After dozens of Discworld novels, Terry Pratchett only needs to crank out another in the series to be sure of an instant best-seller. These days, Discworld novels tend to provoke wry smiles of recognition rather than uproarious laughter. Earlier books in the series such as Eric and Guards, Guards took the franchise in unexpected new directions, but these days the books tend to follow well-worn paths and touch on familiar tropes.

Raising Steam is a Moist Lipwig novel, so we know what to expect. Lord Vetinari requires Moist to take over and run some public utility - in this case the railway that is inevitably coming after the invention of the steam locomotive. Moist resists the notion until the Patrician yet again offers to separate his head from his neck, at which point Moist agrees. Moist encounters chaos which needs to be sorted out and runs up against an implacable adversary - in this case fundamentalist reactionary dwarfs. Moist uses his con man's charm and resourcefulness to resolve a series of reverses, supported by his unrealistically intelligent, sexy and voracious wife Adora Belle (yuk!).

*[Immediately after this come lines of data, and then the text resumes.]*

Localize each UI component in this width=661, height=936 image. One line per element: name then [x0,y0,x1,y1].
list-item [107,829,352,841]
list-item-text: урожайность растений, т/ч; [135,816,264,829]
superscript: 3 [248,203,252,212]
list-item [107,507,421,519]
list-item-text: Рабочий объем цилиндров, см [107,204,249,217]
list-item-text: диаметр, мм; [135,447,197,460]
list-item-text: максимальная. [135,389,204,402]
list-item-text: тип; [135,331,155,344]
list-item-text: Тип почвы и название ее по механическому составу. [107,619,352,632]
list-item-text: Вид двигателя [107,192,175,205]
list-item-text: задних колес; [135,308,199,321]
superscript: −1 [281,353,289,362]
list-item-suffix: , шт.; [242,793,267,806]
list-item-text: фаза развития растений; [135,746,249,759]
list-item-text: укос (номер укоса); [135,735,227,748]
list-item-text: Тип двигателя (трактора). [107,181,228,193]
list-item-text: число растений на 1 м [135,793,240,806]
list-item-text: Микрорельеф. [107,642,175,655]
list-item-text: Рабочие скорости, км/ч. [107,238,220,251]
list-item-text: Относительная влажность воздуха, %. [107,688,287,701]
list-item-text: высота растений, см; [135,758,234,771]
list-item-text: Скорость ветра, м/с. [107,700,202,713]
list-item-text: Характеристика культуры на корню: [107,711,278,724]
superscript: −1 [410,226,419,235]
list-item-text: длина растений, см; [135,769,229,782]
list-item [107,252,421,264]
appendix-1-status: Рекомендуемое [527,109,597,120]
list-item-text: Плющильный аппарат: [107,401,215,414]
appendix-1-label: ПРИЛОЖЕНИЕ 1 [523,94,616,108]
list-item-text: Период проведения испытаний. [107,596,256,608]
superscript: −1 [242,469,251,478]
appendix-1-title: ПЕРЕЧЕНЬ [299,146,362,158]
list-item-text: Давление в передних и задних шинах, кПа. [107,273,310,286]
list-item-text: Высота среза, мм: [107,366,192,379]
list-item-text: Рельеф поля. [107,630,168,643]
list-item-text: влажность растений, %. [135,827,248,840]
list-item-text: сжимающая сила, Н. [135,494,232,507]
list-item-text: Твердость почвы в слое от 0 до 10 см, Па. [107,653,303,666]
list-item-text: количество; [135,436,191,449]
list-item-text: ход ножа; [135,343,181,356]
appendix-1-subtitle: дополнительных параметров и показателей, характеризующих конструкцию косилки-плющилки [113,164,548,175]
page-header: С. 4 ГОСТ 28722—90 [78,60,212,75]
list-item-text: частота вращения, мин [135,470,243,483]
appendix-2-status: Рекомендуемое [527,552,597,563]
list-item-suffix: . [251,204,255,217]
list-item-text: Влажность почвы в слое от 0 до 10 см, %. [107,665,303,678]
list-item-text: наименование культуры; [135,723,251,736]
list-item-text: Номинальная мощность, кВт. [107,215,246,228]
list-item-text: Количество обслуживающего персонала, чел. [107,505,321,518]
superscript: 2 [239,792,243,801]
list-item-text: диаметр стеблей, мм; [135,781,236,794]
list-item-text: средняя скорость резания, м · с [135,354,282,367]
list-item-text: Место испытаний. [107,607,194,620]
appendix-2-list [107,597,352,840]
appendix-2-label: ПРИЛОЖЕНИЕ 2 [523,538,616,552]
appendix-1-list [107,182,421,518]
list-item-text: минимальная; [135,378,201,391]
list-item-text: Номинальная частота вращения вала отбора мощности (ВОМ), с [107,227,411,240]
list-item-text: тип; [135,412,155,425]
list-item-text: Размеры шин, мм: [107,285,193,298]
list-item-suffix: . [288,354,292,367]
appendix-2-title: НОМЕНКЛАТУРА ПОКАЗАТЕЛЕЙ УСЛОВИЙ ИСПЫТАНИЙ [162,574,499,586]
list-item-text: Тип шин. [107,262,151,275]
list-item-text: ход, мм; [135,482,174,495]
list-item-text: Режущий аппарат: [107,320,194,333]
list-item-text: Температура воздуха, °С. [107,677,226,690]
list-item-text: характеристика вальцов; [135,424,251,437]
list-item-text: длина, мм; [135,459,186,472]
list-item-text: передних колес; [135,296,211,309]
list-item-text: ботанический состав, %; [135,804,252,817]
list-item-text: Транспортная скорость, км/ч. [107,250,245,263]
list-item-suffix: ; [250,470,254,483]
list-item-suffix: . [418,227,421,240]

Death puts in the expected appearance in a scene that serves no other purpose than to allow Pratchett to tick a box in the recipe that Discworld readers now demand. In a way, Pratchett is now stuck in a formula that he cannot easily vary without putting his fans offside, and his days of surprising us with something different may be over. Raising Steam is a typical Discworld novel that lots of readers will enjoy, but it's no more than that.